Yep, temporal_rs is designed with native Rust use in mind, so you should be able to use temporal_rs directly wherever you'd use jiff or chrono.
That being said, the library is designed to be specification conformant and with EcmaScript implementations in mind. There are some specific API choices made specifically for those clients.
That being said, we are always looking for feedback regarding the native Rust API. So feel free to try temporal_rs out and provide whatever feedback you'd like :)
Typically time zone data is updated in IANA's time zone database. That data would need to be updated in the implementation. In this case, the browser would need to update their time zone data.
I don't know if that's totally fair to Chrome. The specification was undergoing a lot of changes at the time, and V8 decided to wait for the specification to stabilize; meanwhile, Anba kept working on the implementation for FireFox. Additionally, the version of Temporal that Deno exposed last year was the heavily out of date to the most recent specification and had a large portion of the specification that was not even implemented.
For the engine, the answer is yes, Intl and Temporal are feature flagged due to the dependencies. What I suspect they’re comparing above is the CLIs, which is completely different than the engine. I’d have to double check for the CLI. If I recall correctly, we include all features in the CLI by default.
Yeah! I found out about Brimstone just the other day! Its definitely interesting! One optimization that they have that Boa needs to implement is ropes for our string type :)
I'm not aware of any plans to build node-like modules, but I think we have the basic support to potentially build them out ... but I could be overlooking or missing something. I'm not personally familiar with them. But defining and using a macro should hopefully be fairly straightforward in Rust with the macros from our latest release (https://boajs.dev/blog/2025/10/22/boa-release-21#boa_module). If we're missing something, feel free to let us know.
Any runtime functionality that has been implemented is available in `boa_runtime`. I've mentioned this elsewhere in the thread, but this crate is not a runtime itself (yet). Currently, it's a collection of runtime features like `console` and `fetch`.
Right now, we use a forked and modified version of the `gc`. We definitely need to update it. Admittedly, I've been hoping to work on it but got a little distracted with temporal ...
I don't think I've actually heard of rsgc before. It's definitely interesting to see playXE put it together. I know that they'd been working on starlight at one point, so it'd be interesting to see takeaways from it.
To get to your question on the existing GCs, so far the answer is we don't truly know. We really need to do some GC experiments and test different options in Boa with JavaScript. There are not really that many GC crates out there of which I'm aware. There rust-gc's `gc` crate, dumpster, and `arena-gc` (tack on rsgc). But of those, the `gc` crate truly has the best API that we've used in Boa, but the performance is not ideal amongst other optimizations. It would be nice to preserve that API while improving the performance as well. But that remains to be seen.

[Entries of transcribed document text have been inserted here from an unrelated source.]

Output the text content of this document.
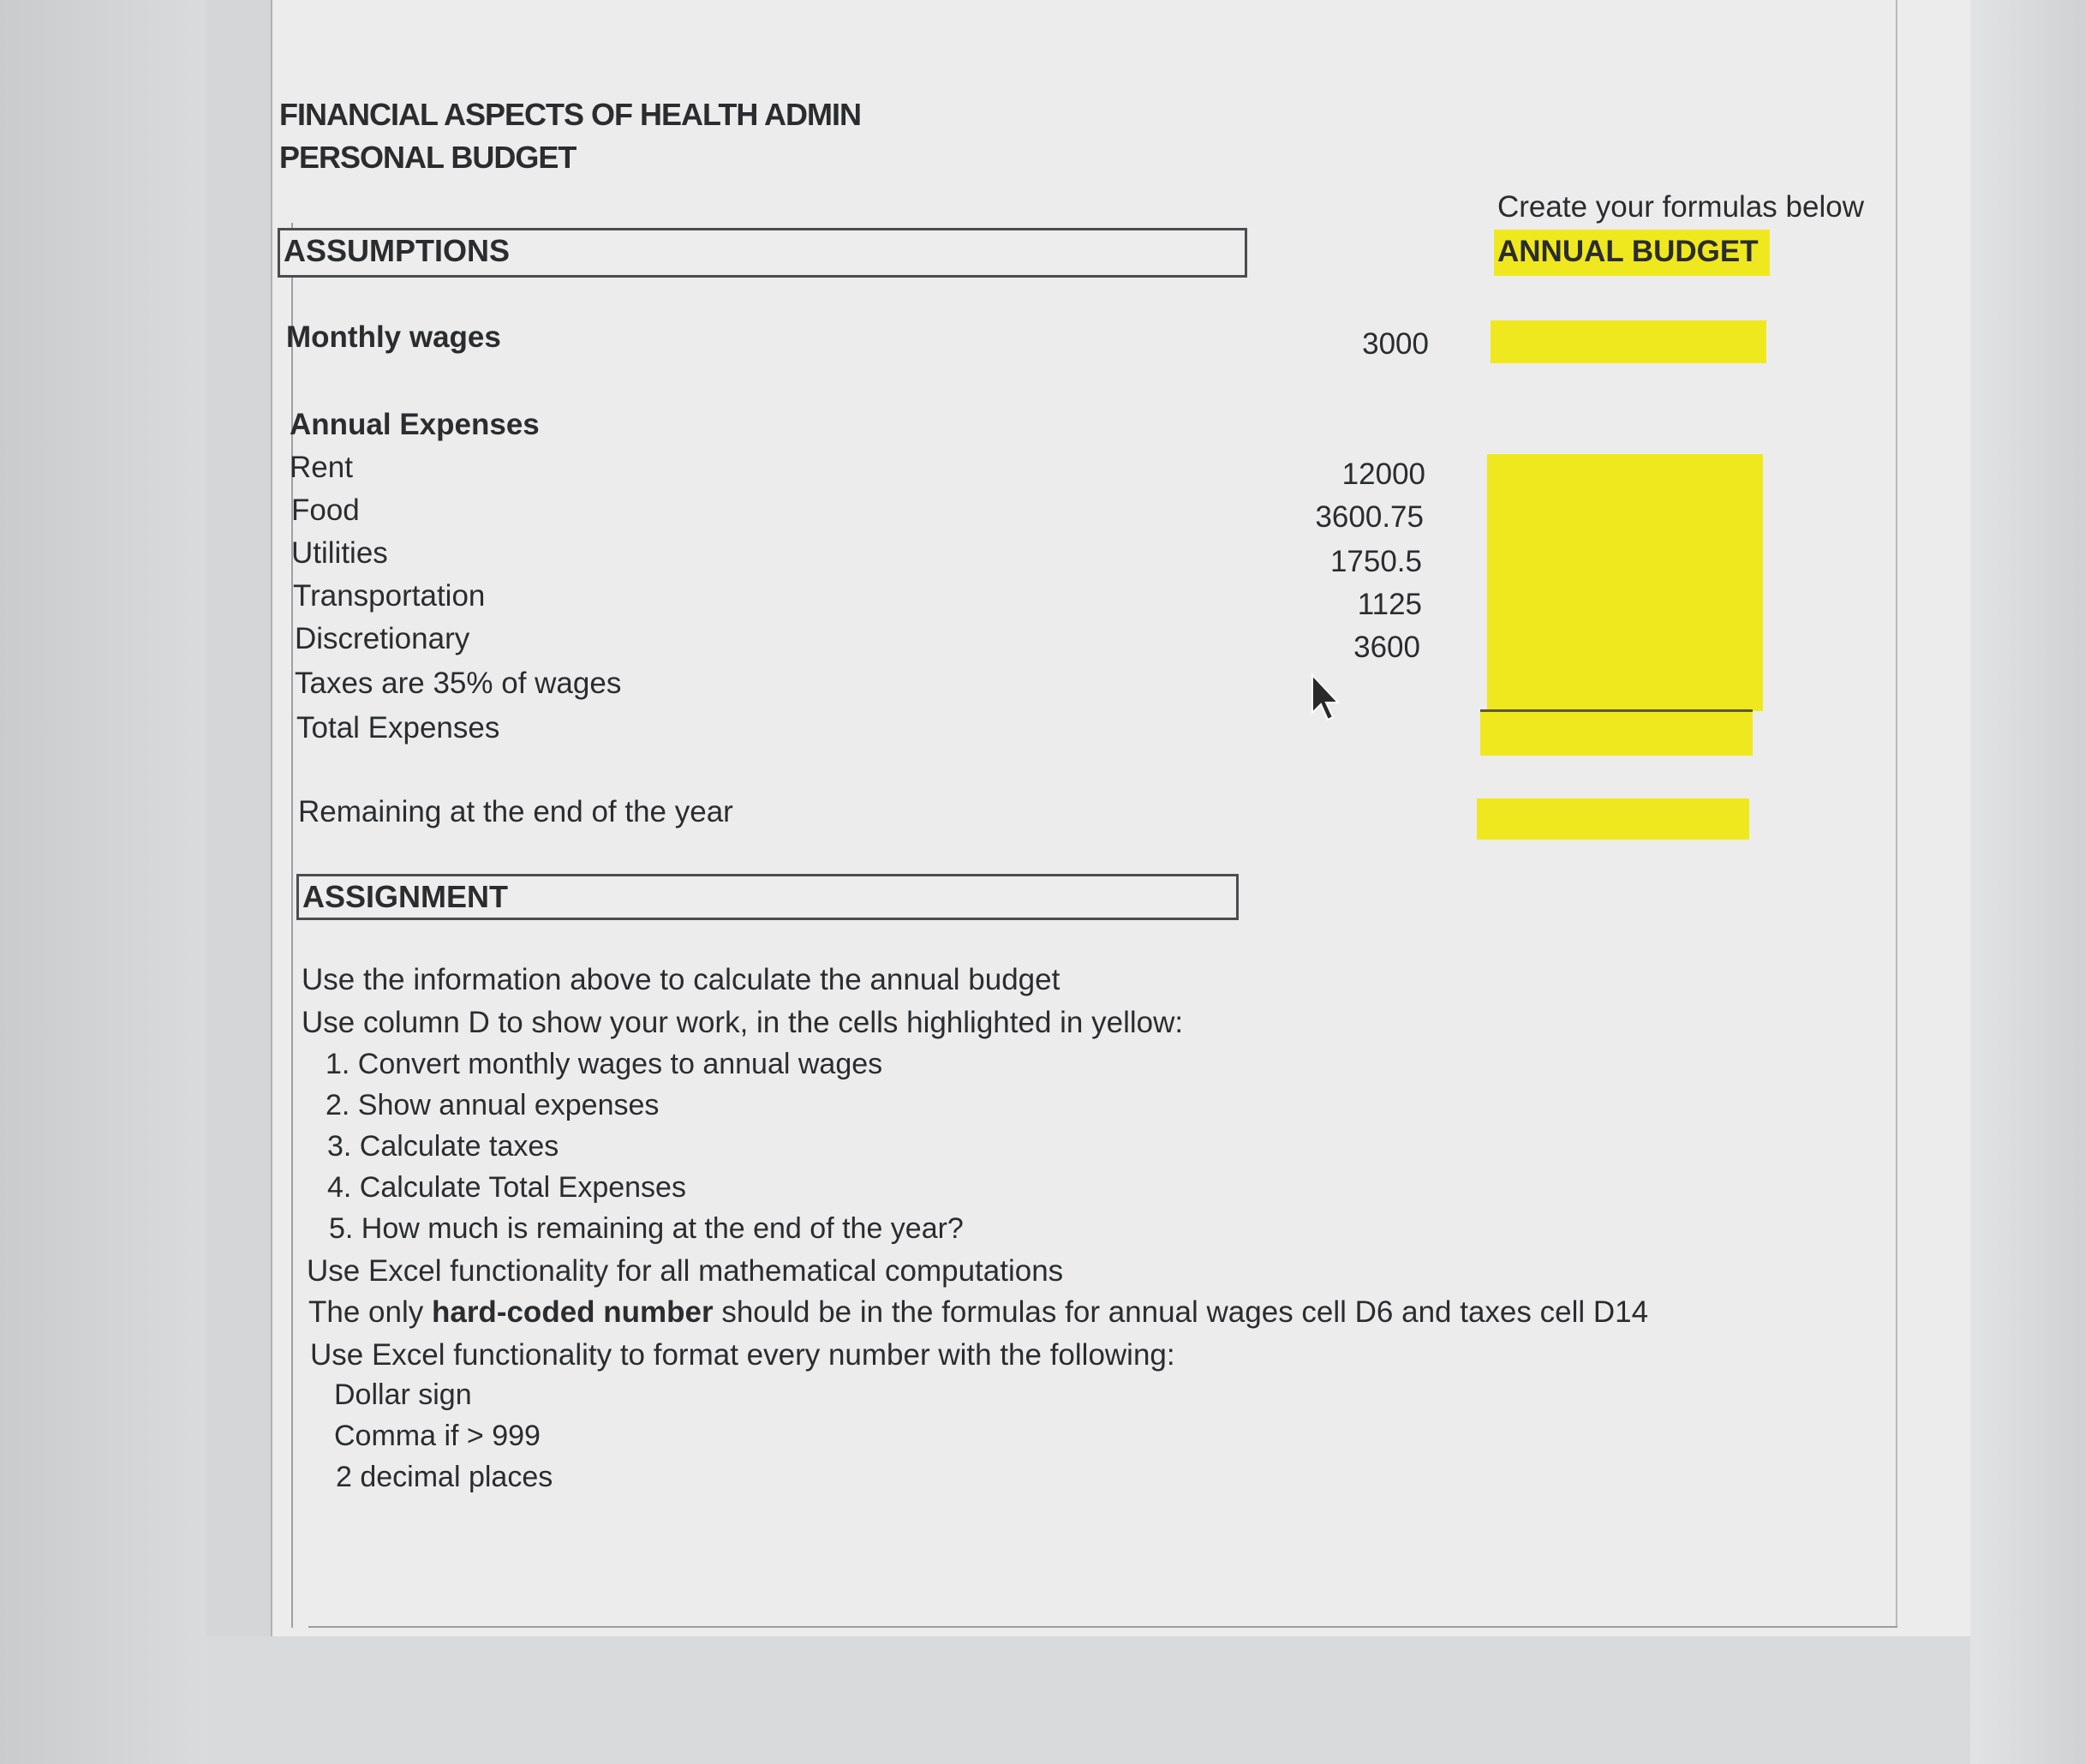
FINANCIAL ASPECTS OF HEALTH ADMIN
PERSONAL BUDGET
ASSUMPTIONS
Create your formulas below
ANNUAL BUDGET
Monthly wages	3000
Annual Expenses
Rent	12000
Food	3600.75
Utilities	1750.5
Transportation	1125
Discretionary	3600
Taxes are 35% of wages
Total Expenses
Remaining at the end of the year
ASSIGNMENT
Use the information above to calculate the annual budget
Use column D to show your work, in the cells highlighted in yellow:
1. Convert monthly wages to annual wages
2. Show annual expenses
3. Calculate taxes
4. Calculate Total Expenses
5. How much is remaining at the end of the year?
Use Excel functionality for all mathematical computations
The only hard-coded number should be in the formulas for annual wages cell D6 and taxes cell D14
Use Excel functionality to format every number with the following:
Dollar sign
Comma if > 999
2 decimal places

Huh, I just noticed thanks to this that the comment needs to be updated in the example lol it should probably say "Parse and evaluate the source code".
Thanks! Temporal_rs has been a really fun project to work on, and it's been great to see that it's useful for other engines!
Hopefully, there will be more chances in the future for projects like temporal_rs. Beyond just temporal_rs, I think the Temporal integration in V8 and Kiesel was a good proof of concept for Rust based libraries over FFI using Diplomat.
Long answer: first, `fetch` is a runtime feature, and Boa is first and foremost an engine. So `boa_engine` -- the core project crate -- does not support `fetch` out of the box.
That being said, we do have a `boa_runtime` crate. This crate is not currently a full runtime, but it is a collection of runtime features that have been implemented and can be registered onto the context. `fetch` is one of the features that has an implementation completed in `boa_runtime`, and it does use reqwest if I'm remembering correctly. If you're interested to see some example code of registering features, you can look at our CLI code as an example :)
That may be fair. The better wording may even be specification compliant, but none of the Boa maintainers made this post (we found out about it after the fact).
We, the maintainers, could probably sit down some day and try to triage the failures into a documented txt file, but the overhead on that might make it hard to maintain for an open source project. Plus a large amount of the failures are just new specification features that nobody has implemented yet.